- By Kitchen Theatre
- Entertainment
BIG HEAD revisits the treatment of Japanese Americans during World War II and considers current-day treatment of those perceived as "the enemy" now, including Muslim Americans, Arab Americans, and South Asian Americans. A work that has been in the making since early 2001, this poetic, interdisciplinary performance offers up letters from Rohwer Internment Camp in Arkansas, responds to recent hate crimes and imprisonments, and considers the coalition-building between these various communities during times of crisis. A non-linear montage of images, clay animation, movement, and text, Big Head evokes the mysteriously winding path of collective memory and how we interpret our past to provide hope for the future.

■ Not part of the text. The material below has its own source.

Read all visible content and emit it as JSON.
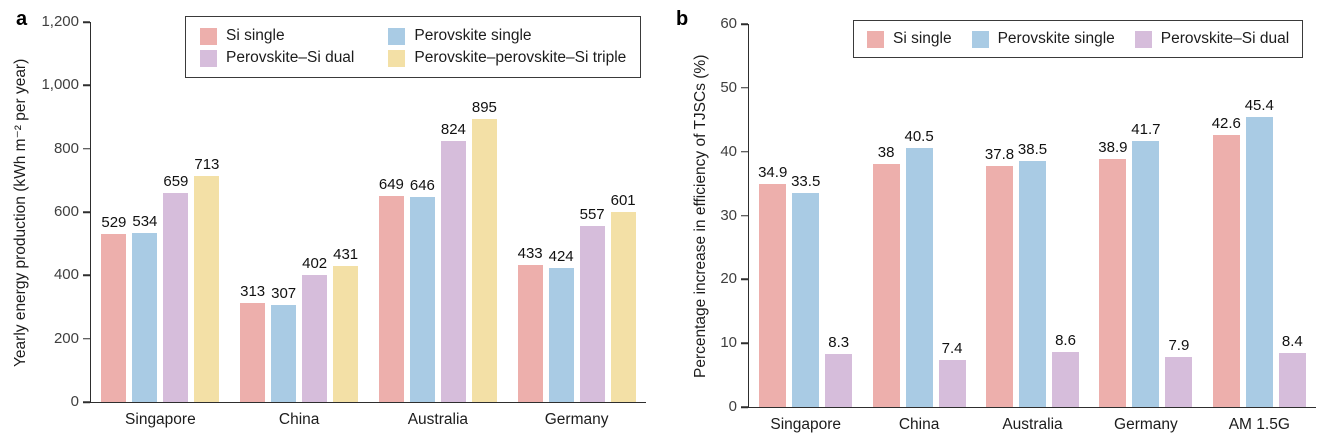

BIG HEAD has been performed to excellent reviews in Los Angeles and New York City. The LA Times describes Uyehara as "a virtual conflation of Laurie Anderson and Myoshi Umeki" who "addresses imperiled democracy in the present war-shrouded landscape... [with] her signature fusion of impish humor, sober recollection and kinetic self-commentary." The LA Weekly called the piece "powerful, compelling, potent and deeply chilling." BIG HEAD was selected for performance at the National Asian American Theater Festival in New York City in June 2007.
Denise Uyehara is an interdisciplinary performance artist/writer/playwright whose work has been presented across the United States (the Walker Art Center, Los Angeles County Museum of Art, Highways Performance Space), and internationally (the Institute for Contemporary Art in London, the Kiasma Museum in Helsinki, Dokkyo Performance Studies Conference and the Morishita Studio in Tokyo, the Fourth World Conference on Women, Beijing, Women in View Festival in Vancouver). She was a founding member of the Sacred Naked Nature Girls, an all female, multi-ethnic, experimental performance collective that made waves, beginning with their first, all-nude, performance piece in 1994.
The recipient of numerous awards, Uyehara recently received a fellowship from the Asian Cultural Council, a California Civil Liberties Public Education Program grant, and was a Poets & Writers 'Writer on Site' at the Los Angeles County Museum of Art and Beyond Baroque Literary Center. Uyehara teaches workshops in the community and has taught performance for the Dept. of World Arts & Cultures at University of California, Los Angeles (UCLA), and for the Depts. of Asian American Studies and Studio Arts at the University of California, Irvine (UCI).